Table 4 Values of methane-specific production rate (mLCH4/gVS/d) computed on the basis of BMP trials performed on untreated, enzymatic, alkaline and combined alkaline-enzymatic pretreated ensiled sorghum forage, according to the Baranyi and Roberts model (coefficient of determination—R2 also reported) and methane production increase (calculated on final values)
Full size table

It is noteworthy that in the first 12 days the combined alkaline-enzymatic pretreated sample showed the lowest specific methane production rate. This is probably due to the presence of by-products released during the pretreatment phase that led to the necessity of adapting the microbial inoculum during BMP tests.
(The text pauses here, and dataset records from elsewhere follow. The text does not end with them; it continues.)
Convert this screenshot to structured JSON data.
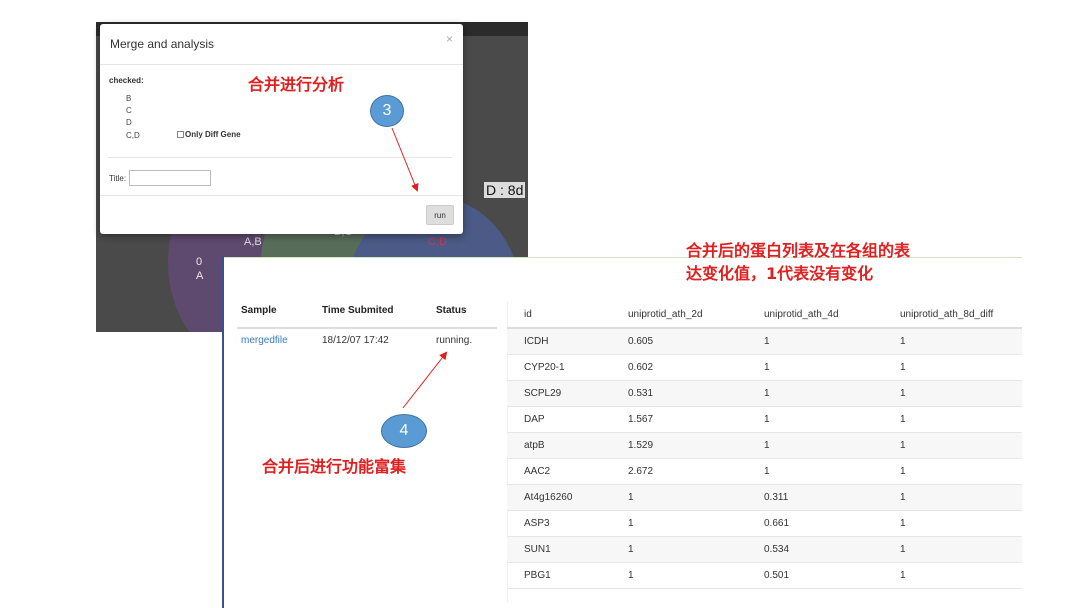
{
  "background": {
    "venn_d_label": "D : 8d",
    "region_ab": "A,B",
    "region_cd": "C,D",
    "region_bc": "B,C",
    "count_zero": "0",
    "set_a": "A"
  },
  "modal": {
    "title": "Merge and analysis",
    "close": "×",
    "checked_label": "checked:",
    "groups": [
      "B",
      "C",
      "D",
      "C,D"
    ],
    "only_diff_label": "Only Diff Gene",
    "title_field_label": "Title:",
    "title_value": "",
    "run_label": "run"
  },
  "annotations": {
    "merge": "合并进行分析",
    "step3": "3",
    "step4": "4",
    "enrich": "合并后进行功能富集",
    "table_line1": "合并后的蛋白列表及在各组的表",
    "table_line2": "达变化值，1代表没有变化"
  },
  "colors": {
    "annotation_red": "#e02020",
    "step_circle": "#5b9bd5",
    "link_blue": "#3a7bbf"
  },
  "sample_table": {
    "headers": [
      "Sample",
      "Time Submited",
      "Status"
    ],
    "row": {
      "sample": "mergedfile",
      "time": "18/12/07 17:42",
      "status": "running."
    }
  },
  "data_table": {
    "headers": [
      "id",
      "uniprotid_ath_2d",
      "uniprotid_ath_4d",
      "uniprotid_ath_8d_diff"
    ],
    "rows": [
      [
        "ICDH",
        "0.605",
        "1",
        "1"
      ],
      [
        "CYP20-1",
        "0.602",
        "1",
        "1"
      ],
      [
        "SCPL29",
        "0.531",
        "1",
        "1"
      ],
      [
        "DAP",
        "1.567",
        "1",
        "1"
      ],
      [
        "atpB",
        "1.529",
        "1",
        "1"
      ],
      [
        "AAC2",
        "2.672",
        "1",
        "1"
      ],
      [
        "At4g16260",
        "1",
        "0.311",
        "1"
      ],
      [
        "ASP3",
        "1",
        "0.661",
        "1"
      ],
      [
        "SUN1",
        "1",
        "0.534",
        "1"
      ],
      [
        "PBG1",
        "1",
        "0.501",
        "1"
      ]
    ]
  }
}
These molecules cannot be related to phenols that are usually formed during alkaline treatments, or to furfurals, formed when high temperatures and low pH are reached [15]. Further researches are needed to identify the nature and concentration of these compounds.

Considering the final methane production achieved, 362 versus 343 NmLCH4/g VS, the performance of a combined alkaline-enzymatic pretreatment, compared with the sole alkaline, needs to be further investigated above all taking into account the cost of commercial enzymes.
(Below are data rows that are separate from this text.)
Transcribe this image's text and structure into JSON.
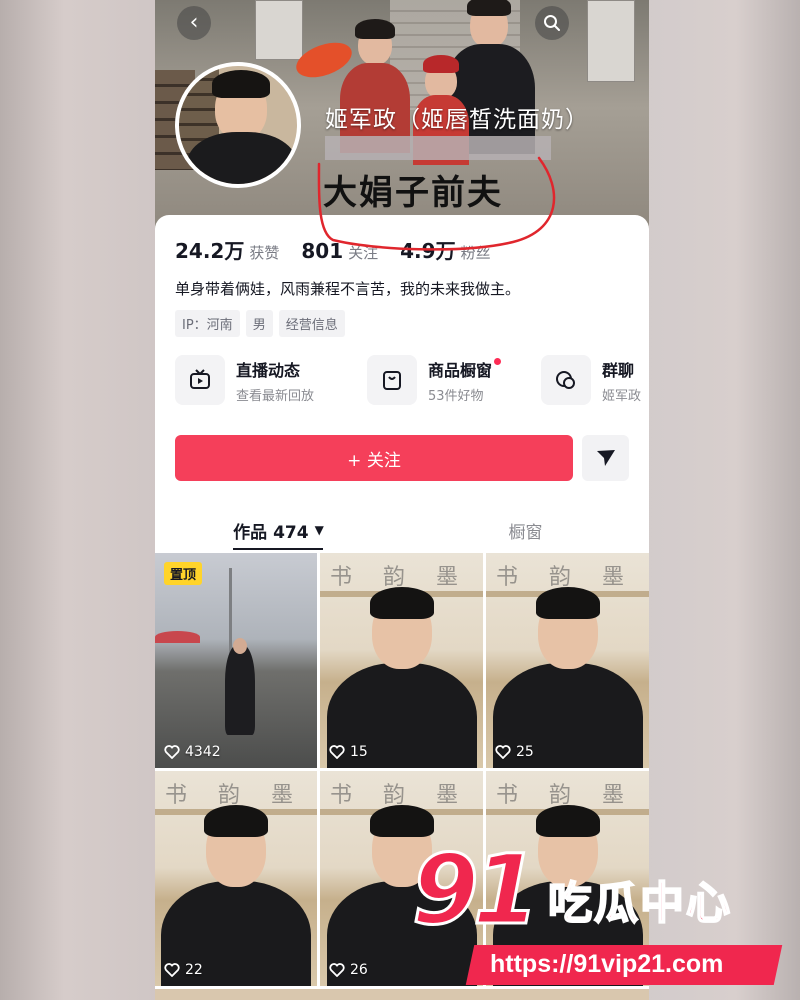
{
  "profile": {
    "username": "姬军政（姬唇皙洗面奶）",
    "annotation": "大娟子前夫",
    "stats": [
      {
        "value": "24.2万",
        "label": "获赞"
      },
      {
        "value": "801",
        "label": "关注"
      },
      {
        "value": "4.9万",
        "label": "粉丝"
      }
    ],
    "bio": "单身带着俩娃，风雨兼程不言苦，我的未来我做主。",
    "tags": [
      "IP：河南",
      "男",
      "经营信息"
    ]
  },
  "features": [
    {
      "title": "直播动态",
      "subtitle": "查看最新回放",
      "icon": "tv-icon"
    },
    {
      "title": "商品橱窗",
      "subtitle": "53件好物",
      "icon": "bag-icon",
      "badge": true
    },
    {
      "title": "群聊",
      "subtitle": "姬军政",
      "icon": "chat-icon"
    }
  ],
  "actions": {
    "follow_label": "+ 关注",
    "share_icon": "send-icon"
  },
  "tabs": {
    "works_label": "作品 474",
    "showcase_label": "橱窗"
  },
  "videos": [
    {
      "likes": "4342",
      "pinned_label": "置顶"
    },
    {
      "likes": "15"
    },
    {
      "likes": "25"
    },
    {
      "likes": "22"
    },
    {
      "likes": "26"
    },
    {
      "likes": ""
    }
  ],
  "watermark": {
    "number": "91",
    "text": "吃瓜中心",
    "url": "https://91vip21.com"
  },
  "colors": {
    "accent": "#f53f5a",
    "pin_badge": "#ffd42a",
    "annotation_circle": "#e0262d"
  }
}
In summary, the applied pretreatments led to an increase of either methane production and specific production rate compared to untreated sorghum, suggesting that enzymatic pretreatment of a lignocellulosic substrate may facilitate the hydrolytic activity of the microbial population present in sludge samples.

Conclusions

Four commercial enzymatic preparations were tested on alkaline-pretreated ensiled sorghum forage, to increase its methane production potential. The highest sugar release was found with Primafast and BGL preparations, with a total monomeric content of 12 and 6.5 g/L, respectively. Fibre composition analysis confirmed that combined alkaline-enzymatic pretreatment led to cellulose (up to 32 %) and hemicellulose (up to 56 %) solubilisation compared to enzymatic pretreatment alone. BMP tests were performed on both untreated and pretreated samples, and time courses of methane production were fitted. Both enzymatic and combined alkaline-enzymatic pretreatment led to a methane production increase, compared to that of untreated sorghum (+15 and  +37 %, respectively). Higher specific methane production rates, compared to that of untreated sorghum (20.31 mL CH4/g VS/d), were obtained by applying the enzymatic and combined alkaline-enzymatic pretreatment (33.94 and 31.65 mL CH4/g VS/d), respectively.

The reported research will pave the way to the application of combined chemo-biological pretreatments to increase the methane production potential of sorghum; nevertheless, the influence of the molecules released during the hydrolytic step on the metabolism of the microbial population present in sludge samples needs to be further investigated.